My suspicion is this. When we're asked questions about our "inner lives" ("a penny for your thoughts") or when we report on our dreams, our imagery, etc., we almost never get corrective feedback. On the contrary, we get an interested audience who assumes that what we're saying is true. No one ever scolds us for getting it wrong about our experience. This makes us cavalier and encourages a hypertrophy of confidence. Who doesn't enjoy being the sole expert in the room whose word has unchallengeable weight? In such situations, we take up the mantle of authority, exude a blustery confidence -- and feel that confidence sincerely, until we imagine possibly being shown wrong by another authority or by the unfolding of future events. (Professors may be especially liable to this.) About our own stream of experience, however, there appears to be no such humbling danger.
Suppose you're an ordinary undergraduate, and your job is to tutor a low-performing high school student. You are given some difficult poetry to interpret, and the student nods his head and passively receives your interpretation, whatever it happens to be. Then you do it again, the next week, with a different poem. Then again, then again. Pretty soon -- though you'll have received no significant feedback and probably not have improved much in your skills at poetry interpretation -- I'll wager you'll start to feel pretty good about your skills as an interpreter of poetry. You've said some things; they seemed plausible to you; the audience was receptive; no one slapped you down; you run no risk of being slapped down in the future. Your confidence will grow. (So I conjecture. I don't know of any psychological experiments directly on this sort of thing. Although the eyewitness testimony literature shows people's confidence will increase as they repeat the same testimony over and over, that's not quite the same phenomenon.)

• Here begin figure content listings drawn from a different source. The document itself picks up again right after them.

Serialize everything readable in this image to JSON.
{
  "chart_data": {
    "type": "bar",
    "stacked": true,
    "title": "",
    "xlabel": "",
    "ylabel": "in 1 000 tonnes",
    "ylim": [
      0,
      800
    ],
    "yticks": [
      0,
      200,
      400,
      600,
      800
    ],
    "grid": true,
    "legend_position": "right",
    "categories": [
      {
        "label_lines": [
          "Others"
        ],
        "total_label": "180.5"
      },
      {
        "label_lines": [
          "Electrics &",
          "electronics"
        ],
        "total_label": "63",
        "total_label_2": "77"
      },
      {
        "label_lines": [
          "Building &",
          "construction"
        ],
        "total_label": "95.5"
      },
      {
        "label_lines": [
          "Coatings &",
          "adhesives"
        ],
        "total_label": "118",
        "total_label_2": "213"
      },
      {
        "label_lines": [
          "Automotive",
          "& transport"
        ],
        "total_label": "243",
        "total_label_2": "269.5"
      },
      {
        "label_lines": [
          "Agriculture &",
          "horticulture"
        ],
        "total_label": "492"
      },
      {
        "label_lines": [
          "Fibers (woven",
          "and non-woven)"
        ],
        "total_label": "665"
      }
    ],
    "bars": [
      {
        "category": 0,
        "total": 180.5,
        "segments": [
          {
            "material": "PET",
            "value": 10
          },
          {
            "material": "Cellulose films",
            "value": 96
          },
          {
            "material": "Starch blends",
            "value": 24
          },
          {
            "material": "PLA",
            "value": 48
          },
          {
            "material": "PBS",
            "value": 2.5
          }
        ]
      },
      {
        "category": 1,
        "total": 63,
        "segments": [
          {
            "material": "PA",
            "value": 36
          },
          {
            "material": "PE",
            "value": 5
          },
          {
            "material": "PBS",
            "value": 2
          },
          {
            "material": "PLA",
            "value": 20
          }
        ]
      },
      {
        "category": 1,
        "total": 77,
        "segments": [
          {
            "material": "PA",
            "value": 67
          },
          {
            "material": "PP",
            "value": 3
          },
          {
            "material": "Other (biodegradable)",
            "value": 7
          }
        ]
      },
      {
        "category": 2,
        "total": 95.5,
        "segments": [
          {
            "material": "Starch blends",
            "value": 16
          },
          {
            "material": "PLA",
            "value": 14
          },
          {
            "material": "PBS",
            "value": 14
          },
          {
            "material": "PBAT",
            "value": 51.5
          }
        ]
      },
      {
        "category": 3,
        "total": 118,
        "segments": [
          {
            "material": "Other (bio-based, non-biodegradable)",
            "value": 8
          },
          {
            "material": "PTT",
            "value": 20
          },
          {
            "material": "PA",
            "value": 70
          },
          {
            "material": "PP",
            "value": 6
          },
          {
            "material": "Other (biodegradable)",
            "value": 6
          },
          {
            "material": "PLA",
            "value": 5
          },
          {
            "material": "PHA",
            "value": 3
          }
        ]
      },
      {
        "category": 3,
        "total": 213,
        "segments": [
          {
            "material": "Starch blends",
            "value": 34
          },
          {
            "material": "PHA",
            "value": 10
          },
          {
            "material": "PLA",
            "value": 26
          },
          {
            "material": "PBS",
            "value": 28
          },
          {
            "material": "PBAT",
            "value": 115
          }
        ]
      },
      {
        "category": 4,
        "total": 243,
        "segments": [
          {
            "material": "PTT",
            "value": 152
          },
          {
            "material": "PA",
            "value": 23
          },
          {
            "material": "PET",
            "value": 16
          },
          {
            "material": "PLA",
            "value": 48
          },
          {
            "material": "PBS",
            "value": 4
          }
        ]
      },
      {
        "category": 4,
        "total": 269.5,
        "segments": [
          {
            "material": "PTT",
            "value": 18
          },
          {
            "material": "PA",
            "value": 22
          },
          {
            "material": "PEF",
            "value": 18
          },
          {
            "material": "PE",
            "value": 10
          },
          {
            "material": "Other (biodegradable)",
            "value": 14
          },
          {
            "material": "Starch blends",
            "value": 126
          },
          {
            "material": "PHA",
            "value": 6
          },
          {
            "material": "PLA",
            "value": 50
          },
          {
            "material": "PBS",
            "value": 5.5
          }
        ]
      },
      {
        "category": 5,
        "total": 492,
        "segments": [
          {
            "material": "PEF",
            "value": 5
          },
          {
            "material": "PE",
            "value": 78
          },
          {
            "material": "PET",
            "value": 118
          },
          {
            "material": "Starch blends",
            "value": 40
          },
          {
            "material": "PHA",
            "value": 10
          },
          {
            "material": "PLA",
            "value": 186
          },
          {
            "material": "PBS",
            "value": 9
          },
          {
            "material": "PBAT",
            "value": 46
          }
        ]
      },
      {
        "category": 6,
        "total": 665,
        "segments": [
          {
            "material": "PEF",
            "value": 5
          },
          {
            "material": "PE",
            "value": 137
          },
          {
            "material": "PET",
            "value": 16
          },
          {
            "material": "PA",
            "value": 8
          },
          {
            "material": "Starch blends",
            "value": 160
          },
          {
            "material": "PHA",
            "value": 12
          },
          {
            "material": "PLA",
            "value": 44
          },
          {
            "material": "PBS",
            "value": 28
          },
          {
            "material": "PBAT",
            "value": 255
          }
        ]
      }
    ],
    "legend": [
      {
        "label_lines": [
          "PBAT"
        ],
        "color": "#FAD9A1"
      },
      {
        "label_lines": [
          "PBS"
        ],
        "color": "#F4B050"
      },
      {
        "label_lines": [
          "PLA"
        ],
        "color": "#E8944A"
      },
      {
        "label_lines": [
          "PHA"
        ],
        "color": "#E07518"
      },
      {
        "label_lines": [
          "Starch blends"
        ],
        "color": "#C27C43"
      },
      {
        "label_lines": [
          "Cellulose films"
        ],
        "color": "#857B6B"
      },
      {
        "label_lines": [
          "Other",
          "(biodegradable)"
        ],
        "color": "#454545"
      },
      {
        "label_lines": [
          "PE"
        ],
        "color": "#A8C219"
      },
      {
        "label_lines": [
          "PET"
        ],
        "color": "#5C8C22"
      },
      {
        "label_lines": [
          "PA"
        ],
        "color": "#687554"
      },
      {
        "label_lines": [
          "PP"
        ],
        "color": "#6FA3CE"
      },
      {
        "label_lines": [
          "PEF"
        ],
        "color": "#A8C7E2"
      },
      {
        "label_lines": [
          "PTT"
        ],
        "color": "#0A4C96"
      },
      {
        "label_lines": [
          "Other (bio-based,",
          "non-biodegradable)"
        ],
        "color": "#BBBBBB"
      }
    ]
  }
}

Here's another case: Those of us who referee journal articles don't really receive any serious feedback about the quality of our referee reports -- just appreciative remarks from the editors and occasionally (not often, in my experience) very polite letters from the authors explaining how a new revision addresses all our "very useful" criticisms. Yet I'd wager that our confidence in the quality of our referee reports goes up over time; and I'd also wager than the quality of the reports themselves does not go up. Rather, whatever gains we might have in our actual refereeing skills are counterbalanced, or more than counterbalanced, by an increasingly rushed and cavalier attitude toward refereeing as our experience and status increases.
That feeling of being taken seriously, and of saying things that seem plausible to you, without any actual feedback about the quality of your performance -- that is, I think, essentially the situation people are in when reporting on their stream of conscious experience (at least until they meet me!). If I'm right that those are excellent conditions for confidence inflation, that might partly explain our feeling of infallibility.
(I had a nice chat about this yesterday with UCR psychologist Steven Clark.)